Além disso, argumenta que o paciente possui residência fixa e exerce atividade lícita, o que afastaria qualquer risco à ordem pública; e que a prisão preventiva seria a última ratio, sendo cabível a sua substituição por outras medidas cautelares.Foram juntados nos autos principais retratação das vítimas (mov. 36 e 39 proc. 5469484-56). 02.

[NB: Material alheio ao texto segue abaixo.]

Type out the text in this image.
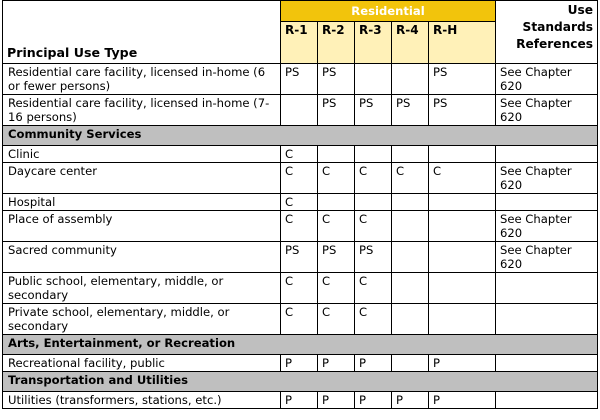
	Residential					Use Standards References
Principal Use Type	R-1	R-2	R-3	R-4	R-H	
Residential care facility, licensed in-home (6 or fewer persons)	PS	PS			PS	See Chapter 620
Residential care facility, licensed in-home (7-16 persons)		PS	PS	PS	PS	See Chapter 620
Community Services						
Clinic	C					
Daycare center	C	C	C	C	C	See Chapter 620
Hospital	C					
Place of assembly	C	C	C			See Chapter 620
Sacred community	PS	PS	PS			See Chapter 620
Public school, elementary, middle, or secondary	C	C	C			
Private school, elementary, middle, or secondary	C	C	C			
Arts, Entertainment, or Recreation						
Recreational facility, public	P	P	P		P	
Transportation and Utilities						
Utilities (transformers, stations, etc.)	P	P	P	P	P	
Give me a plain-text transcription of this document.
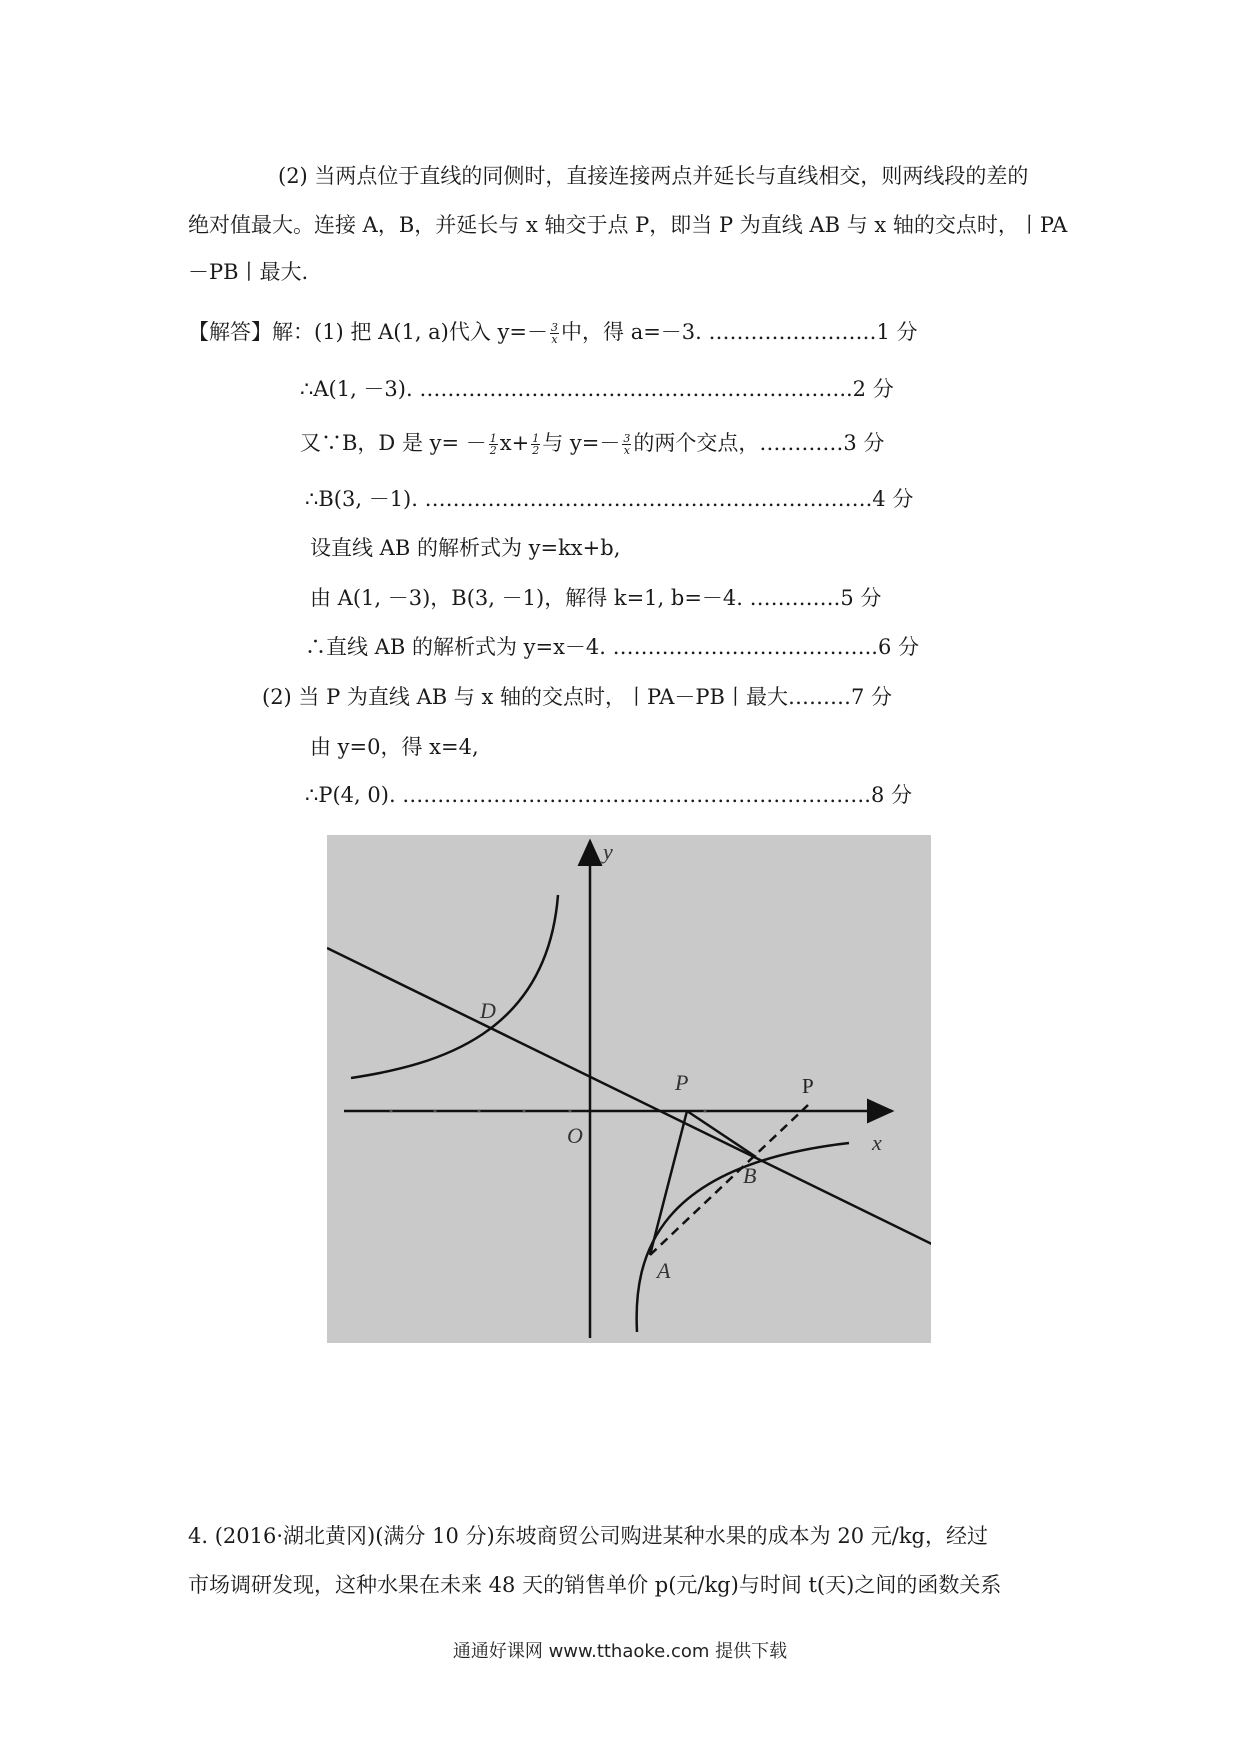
(2) 当两点位于直线的同侧时，直接连接两点并延长与直线相交，则两线段的差的
绝对值最大。连接 A，B，并延长与 x 轴交于点 P，即当 P 为直线 AB 与 x 轴的交点时，丨PA
－PB丨最大.
【解答】解：(1) 把 A(1, a)代入 $y=- \frac{3}{x}$ 中，得 a=－3. ……………………1 分
∴A(1, －3). ……………………………………………………..2 分
又∵B，D 是 $y= - \frac{1}{2} x+ \frac{1}{2}$ 与 $y=- \frac{3}{x}$ 的两个交点，…………3 分
∴B(3, －1). ……………………………………………………….4 分
设直线 AB 的解析式为 y=kx+b,
由 A(1, －3)，B(3, －1)，解得 k=1, b=－4. ………….5 分
∴直线 AB 的解析式为 y=x－4. ………………………………..6 分
(2) 当 P 为直线 AB 与 x 轴的交点时，丨PA－PB丨最大………7 分
由 y=0，得 x=4,
∴P(4, 0). ………………………………………………………….8 分
y
x
O
D
P	P
B
A
4. (2016·湖北黄冈)(满分 10 分)东坡商贸公司购进某种水果的成本为 20 元/kg，经过
市场调研发现，这种水果在未来 48 天的销售单价 p(元/kg)与时间 t(天)之间的函数关系
通通好课网 www.tthaoke.com 提供下载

Tese de negativa de autoria e renúncia as medidas protetivas e direito de representaçãoO impetrante sustenta negativa autoria dos crimes argumentando que a acusação é manifestamente falsa, conforme cartas manuscritas pelas supostas vítimas e reconhecidas em cartório, que afirmam não terem sido agredidas, além disso elas solicitaram a revogação das medidas protetivas de urgência e retrataram ao direito de representação.A tese de negativa de autoria, por exigir aprofundado exame em matéria fático-probatoria, não devem ser analisadas em sede de habeas corpus.Ademais, para a decretação da prisão preventiva, necessário presença de indícios suficientes de autoria, os quais estão evidenciados pelas declarações da vítima na delegacia, depoimentos dos policiais militares e relatório médico juntados no registro de atendimento integrado.Quanto as teses de renúncia as medidas protetivas e direito de representação, vale destacar que o paciente está sendo investigado, entre outros, pelo delito de lesão corporal, crime de ação penal pública incondicionada no contexto de violência doméstica, sendo irrelevante o fato da vítima ter desistido das medidas protetivas e juntado aos autos a renúncia ao direito de representação.Conforme orientação do Superior Tribunal de Justiça, a alegação de renúncia à representação pela vítima não impede o prosseguimento da ação penal, por tratar-se de crime de ação pública incondicionada, nos termos da jurisprudência consolidada e Súmula 542 do STJ.Nesse sentido: “DIREITO PROCESSUAL PENAL.
RECURSO EM HABEAS CORPUS.
LESÃO CORPORAL.
RAZÕES DA CONDIÇÃO DE SEXO FEMININO.
AMEAÇA.
VIOLÊNCIA DOMÉSTICA.
LEI 11.340/2006.
ALEGAÇÃO DE NULIDADE.
CERCEAMENTO DE DEFESA.
AUSÊNCIA.
DEVIDO PROCESSO LEGAL OBSERVADO.
INTIMAÇÃO DAS CAUTELARES REALIZADA EM AUDIÊNCIA.
CITAÇÃO EFETIVADA.
DEFESA APRESENTADA.
AUSÊNCIA DE NULIDADE.
RENÚNCIA REPRESENTAÇÃO.
RECONCILIAÇÃO DO CASAL.
IRRELEVÂNCIA.
AÇÃO PENAL PÚBLICA INCONDICIONADA.
SÚMULA 542/STJ.
PLEITO ABSOLUTÓRIO.
INVIABILIDADE.
VIA INADEQUADA.
PRISÃO PREVENTIVA.
FUNDAMENTAÇÃO IDÔNEA.
DESCUMPRIMENTO DAS MEDIDAS CAUTELARES DIVERSAS ANTERIORMENTE IMPOSTAS.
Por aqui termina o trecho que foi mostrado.